Fue condenado por más de 35 crímenes pero se cree que fue responsable de muchos más: quién es el terrorífico asesino en serie

Su caso se convirtió en un punto de inflexión para el estudio del crimen serial y los métodos de perfilación criminal.

  • Fue un asesino en serie activo principalmente durante la década de 1970 en Estados Unidos. Sus víctimas fueron en su mayoría mujeres jóvenes, muchas de ellas estudiantes universitarias.
  • Ted Bundy utilizaba su apariencia amable y su discurso convincente para ganarse la confianza de las víctimas.
  • Cometió crímenes en varios estados, lo que dificultó su captura inicial. Fue arrestado, escapó de prisión dos veces y volvió a matar durante su fuga.
  • Su juicio en Florida fue televisado y tuvo una enorme repercusión mediática. Fue condenado a muerte y ejecutado en 1989.

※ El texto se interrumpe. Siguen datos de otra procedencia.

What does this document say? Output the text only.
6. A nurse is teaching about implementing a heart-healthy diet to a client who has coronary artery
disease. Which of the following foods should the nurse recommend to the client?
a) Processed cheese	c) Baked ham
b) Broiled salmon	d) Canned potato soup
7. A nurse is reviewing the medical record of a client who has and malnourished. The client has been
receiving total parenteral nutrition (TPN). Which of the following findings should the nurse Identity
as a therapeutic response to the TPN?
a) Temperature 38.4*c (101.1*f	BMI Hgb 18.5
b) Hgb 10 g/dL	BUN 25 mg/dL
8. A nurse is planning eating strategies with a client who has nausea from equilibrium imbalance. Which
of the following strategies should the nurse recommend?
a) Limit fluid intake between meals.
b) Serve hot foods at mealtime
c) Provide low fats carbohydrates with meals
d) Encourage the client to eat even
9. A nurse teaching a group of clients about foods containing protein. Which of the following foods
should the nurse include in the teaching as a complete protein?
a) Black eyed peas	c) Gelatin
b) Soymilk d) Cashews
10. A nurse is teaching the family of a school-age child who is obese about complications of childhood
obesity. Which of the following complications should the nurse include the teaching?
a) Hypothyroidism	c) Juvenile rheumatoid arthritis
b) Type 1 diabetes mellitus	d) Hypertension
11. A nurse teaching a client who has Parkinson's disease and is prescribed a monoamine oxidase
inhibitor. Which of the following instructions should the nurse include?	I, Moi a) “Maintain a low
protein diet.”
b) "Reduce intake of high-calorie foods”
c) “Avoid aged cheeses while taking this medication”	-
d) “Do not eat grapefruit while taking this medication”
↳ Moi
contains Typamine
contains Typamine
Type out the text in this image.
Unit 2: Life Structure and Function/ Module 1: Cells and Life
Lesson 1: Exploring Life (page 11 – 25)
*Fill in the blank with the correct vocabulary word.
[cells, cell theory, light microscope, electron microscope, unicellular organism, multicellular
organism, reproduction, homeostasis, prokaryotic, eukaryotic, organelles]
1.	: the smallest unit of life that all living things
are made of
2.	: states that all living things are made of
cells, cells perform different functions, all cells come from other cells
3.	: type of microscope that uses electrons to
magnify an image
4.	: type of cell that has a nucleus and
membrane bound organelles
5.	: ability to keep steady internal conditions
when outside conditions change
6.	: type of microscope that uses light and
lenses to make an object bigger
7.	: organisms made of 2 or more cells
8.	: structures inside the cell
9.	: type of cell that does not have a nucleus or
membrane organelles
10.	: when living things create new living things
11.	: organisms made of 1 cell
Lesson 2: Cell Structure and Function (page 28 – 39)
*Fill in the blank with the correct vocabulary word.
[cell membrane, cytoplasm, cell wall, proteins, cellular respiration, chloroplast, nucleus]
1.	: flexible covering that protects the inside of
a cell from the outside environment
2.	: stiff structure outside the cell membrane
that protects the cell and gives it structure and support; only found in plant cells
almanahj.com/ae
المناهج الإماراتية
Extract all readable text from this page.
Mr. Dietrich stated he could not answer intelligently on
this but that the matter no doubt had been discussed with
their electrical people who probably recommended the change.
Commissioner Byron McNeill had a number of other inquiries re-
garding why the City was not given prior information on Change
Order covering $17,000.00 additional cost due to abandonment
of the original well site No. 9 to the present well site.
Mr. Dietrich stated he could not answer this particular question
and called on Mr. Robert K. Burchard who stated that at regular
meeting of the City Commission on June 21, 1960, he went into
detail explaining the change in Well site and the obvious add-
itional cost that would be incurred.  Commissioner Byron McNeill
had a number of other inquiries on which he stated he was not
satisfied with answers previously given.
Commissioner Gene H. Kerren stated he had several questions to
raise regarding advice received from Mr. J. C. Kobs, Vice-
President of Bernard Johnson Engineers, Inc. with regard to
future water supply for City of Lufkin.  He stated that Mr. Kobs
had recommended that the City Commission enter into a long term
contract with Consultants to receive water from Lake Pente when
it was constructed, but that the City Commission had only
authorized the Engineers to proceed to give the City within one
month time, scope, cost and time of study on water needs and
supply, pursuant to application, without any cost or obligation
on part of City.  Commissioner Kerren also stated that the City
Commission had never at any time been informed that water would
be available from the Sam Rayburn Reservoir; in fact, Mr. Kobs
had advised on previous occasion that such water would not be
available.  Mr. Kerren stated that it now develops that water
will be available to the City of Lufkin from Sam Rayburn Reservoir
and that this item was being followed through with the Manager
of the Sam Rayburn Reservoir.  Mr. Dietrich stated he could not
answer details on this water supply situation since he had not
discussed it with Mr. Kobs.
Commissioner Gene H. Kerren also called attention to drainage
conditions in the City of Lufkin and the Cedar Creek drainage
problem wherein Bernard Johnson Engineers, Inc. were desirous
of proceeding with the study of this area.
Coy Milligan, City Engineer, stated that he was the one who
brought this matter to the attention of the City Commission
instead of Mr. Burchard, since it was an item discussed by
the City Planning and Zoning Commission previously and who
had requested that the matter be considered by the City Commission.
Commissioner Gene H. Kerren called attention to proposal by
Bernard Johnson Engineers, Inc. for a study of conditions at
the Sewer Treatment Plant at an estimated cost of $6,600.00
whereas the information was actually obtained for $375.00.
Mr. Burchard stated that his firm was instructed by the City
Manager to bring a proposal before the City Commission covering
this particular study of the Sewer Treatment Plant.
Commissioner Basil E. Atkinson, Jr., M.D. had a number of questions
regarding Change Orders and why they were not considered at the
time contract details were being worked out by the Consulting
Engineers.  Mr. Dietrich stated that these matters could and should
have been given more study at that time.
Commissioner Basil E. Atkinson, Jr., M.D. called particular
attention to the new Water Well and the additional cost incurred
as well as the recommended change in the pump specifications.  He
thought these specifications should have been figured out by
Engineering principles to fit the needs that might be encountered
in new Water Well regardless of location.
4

Durante la década del 70, Estados Unidos quedó marcado por una serie de asesinatos que sembraron el miedo en distintas ciudades y revelaron uno de los perfiles criminales más perturbadores de la historia moderna. Inteligente, carismático y con una apariencia que no despertaba sospechas, Ted Bundy logró engañar a víctimas, investigadores y a la opinión pública durante años, mientras construía un prontuario que todavía hoy genera debates y escalofríos.

Condenado formalmente por más de 35 homicidios, los investigadores sostienen que el número real de víctimas podría ser muy superior. Su forma de operar, la movilidad entre distintos estados y las confesiones parciales que brindó antes de su ejecución alimentaron la hipótesis de que su responsabilidad criminal fue mucho más amplia de lo que indican las sentencias judiciales.

Cuál es la historia de Ted Bundy, el asesino en serie que cometía los crímenes con mucha crueldad

Ted Bundy

El caso de Ted Bundy es uno de los más conocidos y estudiados de la crónica criminal mundial, tanto por la magnitud de sus crímenes como por el perfil público que construyó durante su accionar.

Bundy fue un asesino en serie estadounidense que actuó principalmente durante la década de 1970, responsable de secuestrar, agredir sexualmente y asesinar a decenas de mujeres jóvenes, en su mayoría estudiantes universitarias. Su apariencia carismática, su nivel educativo y su capacidad de manipulación le permitieron ganarse la confianza de sus víctimas y eludir a las autoridades durante años.

La investigación logró vincularlo con crímenes cometidos en varios estados, entre ellos Washington, Utah, Colorado y Florida, lo que convirtió su persecución en uno de los primeros casos de búsqueda criminal a escala nacional en Estados Unidos.

Bundy fue arrestado en varias oportunidades, escapó de prisión en dos ocasiones y continuó matando, lo que incrementó el impacto mediático del caso. Su juicio en Florida fue televisado y marcó un hito en la relación entre justicia, medios y opinión pública. Ted Bundy fue finalmente condenado a muerte y ejecutado en la silla eléctrica en 1989. Antes de morir, confesó parte de sus crímenes, aunque el número exacto de víctimas nunca pudo establecerse con certeza.